In fact, Michael Korda's mission in Country Matters, his latest book, seems to be to convince the reading public both that he and his beautiful wife, Margaret, are the real thing -- not weekenders at all but fully credentialized country folk (perhaps the final stage in weekender evolution) -- and that their neck of the woods is not some sort of stage set but farm country where men are men and the sheep are nervous.

"I really live up there," he insists even though he is speaking from Simon & Schuster's office in Rockefeller Center, where he serves as editor-in-chief. "Margaret lives up there completely and comes into the city only for what she calls 'maintenance' -- doctors and hair and so forth. I'm up there about four of seven days. I vote up there, and I think of myself as a resident. I've long since given up thinking of myself as a New Yorker.

"It's not everybody's cup of tea to move up to a place on the weekend that is basically a farming community," he goes on, "where you can't say to yourself on a Saturday morning, 'Gee, what I'd really like to do is go out and buy a whole bunch of wonderful bagels.' It's even hard to buy a copy of the New York Times."

Indeed, Korda's book devotes an entire chapter to manure. "We produce a lot of manure," he says, apparently referring to his animals, "although most people don't find pig feces disagreeable, actually."
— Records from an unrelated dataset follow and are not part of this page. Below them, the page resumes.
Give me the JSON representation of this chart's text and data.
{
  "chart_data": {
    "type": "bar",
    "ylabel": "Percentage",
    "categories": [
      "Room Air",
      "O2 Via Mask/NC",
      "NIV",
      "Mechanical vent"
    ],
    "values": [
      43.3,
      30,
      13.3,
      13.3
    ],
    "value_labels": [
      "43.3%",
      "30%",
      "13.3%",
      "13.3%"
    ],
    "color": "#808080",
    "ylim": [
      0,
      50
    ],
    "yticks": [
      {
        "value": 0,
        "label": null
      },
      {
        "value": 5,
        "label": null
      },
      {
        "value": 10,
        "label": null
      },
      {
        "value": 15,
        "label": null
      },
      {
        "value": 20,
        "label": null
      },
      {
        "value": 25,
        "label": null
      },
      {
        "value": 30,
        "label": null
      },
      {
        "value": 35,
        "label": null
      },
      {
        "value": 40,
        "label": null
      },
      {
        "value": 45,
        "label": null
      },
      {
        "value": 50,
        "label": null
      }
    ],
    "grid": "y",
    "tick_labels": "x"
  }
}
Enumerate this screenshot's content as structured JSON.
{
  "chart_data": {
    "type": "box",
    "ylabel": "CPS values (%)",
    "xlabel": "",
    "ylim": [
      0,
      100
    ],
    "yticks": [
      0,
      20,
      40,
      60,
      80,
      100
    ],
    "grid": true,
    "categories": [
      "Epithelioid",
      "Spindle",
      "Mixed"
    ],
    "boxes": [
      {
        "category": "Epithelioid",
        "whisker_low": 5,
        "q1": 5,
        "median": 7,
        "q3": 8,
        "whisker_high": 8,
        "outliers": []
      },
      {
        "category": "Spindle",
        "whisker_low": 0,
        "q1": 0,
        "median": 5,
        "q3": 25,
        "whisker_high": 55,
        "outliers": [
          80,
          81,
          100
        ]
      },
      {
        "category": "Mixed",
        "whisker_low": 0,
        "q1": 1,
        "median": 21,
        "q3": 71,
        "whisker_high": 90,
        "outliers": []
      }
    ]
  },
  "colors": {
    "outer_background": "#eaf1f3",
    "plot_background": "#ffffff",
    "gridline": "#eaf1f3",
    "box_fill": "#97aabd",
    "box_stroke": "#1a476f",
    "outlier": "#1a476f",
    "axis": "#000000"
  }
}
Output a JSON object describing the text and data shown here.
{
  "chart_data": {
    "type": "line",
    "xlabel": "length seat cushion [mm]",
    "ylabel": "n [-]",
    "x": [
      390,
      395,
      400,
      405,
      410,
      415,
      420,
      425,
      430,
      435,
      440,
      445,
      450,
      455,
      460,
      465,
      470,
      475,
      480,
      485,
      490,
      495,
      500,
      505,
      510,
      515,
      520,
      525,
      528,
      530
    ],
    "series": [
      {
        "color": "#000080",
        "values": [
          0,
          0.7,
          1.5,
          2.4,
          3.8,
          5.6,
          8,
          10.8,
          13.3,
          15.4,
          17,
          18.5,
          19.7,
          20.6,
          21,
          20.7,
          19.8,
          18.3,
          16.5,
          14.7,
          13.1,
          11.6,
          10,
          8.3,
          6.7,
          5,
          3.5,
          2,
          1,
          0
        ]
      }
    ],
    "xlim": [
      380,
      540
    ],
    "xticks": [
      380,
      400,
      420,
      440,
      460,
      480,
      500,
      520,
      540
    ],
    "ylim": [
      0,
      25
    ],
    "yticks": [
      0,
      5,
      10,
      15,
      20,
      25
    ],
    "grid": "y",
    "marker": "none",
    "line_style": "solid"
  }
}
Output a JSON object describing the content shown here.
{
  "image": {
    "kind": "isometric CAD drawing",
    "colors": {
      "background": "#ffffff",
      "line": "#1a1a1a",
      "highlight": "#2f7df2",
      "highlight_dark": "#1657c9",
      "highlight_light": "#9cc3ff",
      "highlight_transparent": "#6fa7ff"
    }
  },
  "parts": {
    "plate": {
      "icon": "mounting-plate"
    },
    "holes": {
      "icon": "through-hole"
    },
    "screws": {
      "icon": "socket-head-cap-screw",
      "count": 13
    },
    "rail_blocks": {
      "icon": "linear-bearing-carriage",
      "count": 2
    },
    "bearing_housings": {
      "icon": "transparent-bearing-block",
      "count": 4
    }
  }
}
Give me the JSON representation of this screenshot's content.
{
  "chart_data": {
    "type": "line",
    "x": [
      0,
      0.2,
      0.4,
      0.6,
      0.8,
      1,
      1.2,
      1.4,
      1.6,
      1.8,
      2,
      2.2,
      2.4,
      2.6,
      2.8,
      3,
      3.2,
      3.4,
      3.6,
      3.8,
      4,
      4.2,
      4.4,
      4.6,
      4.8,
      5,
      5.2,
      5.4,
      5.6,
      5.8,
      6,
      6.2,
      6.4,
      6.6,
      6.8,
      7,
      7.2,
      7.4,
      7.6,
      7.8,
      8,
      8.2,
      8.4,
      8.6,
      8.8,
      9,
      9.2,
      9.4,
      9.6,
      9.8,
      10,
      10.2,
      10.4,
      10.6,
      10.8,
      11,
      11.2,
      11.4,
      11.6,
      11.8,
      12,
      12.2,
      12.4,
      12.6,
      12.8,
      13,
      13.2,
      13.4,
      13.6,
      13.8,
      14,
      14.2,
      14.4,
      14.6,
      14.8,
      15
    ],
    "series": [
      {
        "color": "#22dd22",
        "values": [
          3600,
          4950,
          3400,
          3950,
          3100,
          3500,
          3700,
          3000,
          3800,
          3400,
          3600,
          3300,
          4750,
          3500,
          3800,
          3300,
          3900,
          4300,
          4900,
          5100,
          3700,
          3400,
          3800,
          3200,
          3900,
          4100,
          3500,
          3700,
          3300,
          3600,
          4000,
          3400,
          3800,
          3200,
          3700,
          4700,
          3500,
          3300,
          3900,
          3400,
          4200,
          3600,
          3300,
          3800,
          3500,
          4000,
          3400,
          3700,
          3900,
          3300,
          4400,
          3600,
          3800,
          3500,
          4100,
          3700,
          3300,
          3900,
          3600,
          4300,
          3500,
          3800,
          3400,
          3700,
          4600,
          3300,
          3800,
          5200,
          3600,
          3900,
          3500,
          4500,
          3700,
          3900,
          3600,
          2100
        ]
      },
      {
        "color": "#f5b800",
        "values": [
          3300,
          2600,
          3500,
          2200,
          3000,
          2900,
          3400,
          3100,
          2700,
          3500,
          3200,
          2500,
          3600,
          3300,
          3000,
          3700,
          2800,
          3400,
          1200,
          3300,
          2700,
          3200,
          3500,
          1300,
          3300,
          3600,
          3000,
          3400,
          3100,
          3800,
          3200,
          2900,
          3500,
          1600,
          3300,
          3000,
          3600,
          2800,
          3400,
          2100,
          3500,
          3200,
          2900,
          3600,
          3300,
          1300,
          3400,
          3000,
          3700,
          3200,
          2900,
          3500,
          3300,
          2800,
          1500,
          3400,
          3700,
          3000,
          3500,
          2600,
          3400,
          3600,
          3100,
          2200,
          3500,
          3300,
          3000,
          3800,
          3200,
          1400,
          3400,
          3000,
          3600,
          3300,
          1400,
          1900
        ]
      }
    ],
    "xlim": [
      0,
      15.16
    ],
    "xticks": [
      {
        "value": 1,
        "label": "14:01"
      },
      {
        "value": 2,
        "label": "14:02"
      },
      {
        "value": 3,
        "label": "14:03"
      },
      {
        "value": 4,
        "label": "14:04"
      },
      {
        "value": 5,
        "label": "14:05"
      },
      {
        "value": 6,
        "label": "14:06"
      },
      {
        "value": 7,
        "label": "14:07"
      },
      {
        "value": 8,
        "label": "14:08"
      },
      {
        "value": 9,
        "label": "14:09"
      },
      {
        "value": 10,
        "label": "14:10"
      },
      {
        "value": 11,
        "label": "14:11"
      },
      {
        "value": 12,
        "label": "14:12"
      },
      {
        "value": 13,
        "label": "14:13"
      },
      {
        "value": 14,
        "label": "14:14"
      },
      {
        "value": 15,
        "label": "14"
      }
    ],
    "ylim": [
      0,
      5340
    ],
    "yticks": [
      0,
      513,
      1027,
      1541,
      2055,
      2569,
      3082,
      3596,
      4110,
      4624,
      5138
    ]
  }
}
One might logically deduce that Columbia County or, even worse, Ulster or Sullivan County weekenders, up to their asses in rusty appliances, would be crippled by self-doubt were they forced to compare themselves to the country squires in Dutchess County, the professional musicians and their hangers-on who flock to Tanglewood just across the border in the Berkshires, or Connecticut's constellation of boldfaced names. However, the opposite seems to be the case.

They embrace the local color as a badge of honor -- to say your kids play with the town road crew's kids is way cooler than attending one more birthday party on Georgica Pond with the obligatory petting zoo and Good Humor truck -- and point to the lack of indigenous culture as proof of their intellectual self-reliance.

"I have my friends up there," explains Reichl. "A lot of writers and artists and absolutely no pretension. In a place like that, you have to have people to talk to. What I do is cook all weekend and have people to dinner. Nobody gets dressed. There are no shops. There are no restaurants."

Unfortunately, Reichl's vision of a culture-free utopia is already in peril. Slowly but surely, Mercedeses are starting to fill the parking lot at the local Grand Union and social X-rays have been spotted unit-pricing the Skim Plus milk. "I see New Yorkers standing in the aisles trying to find the bay leaves," reports Susan Bodo, an art dealer who lives in Pine Plains on the Dutchess-Columbia border. I'm thinking of moving to the other side of the river."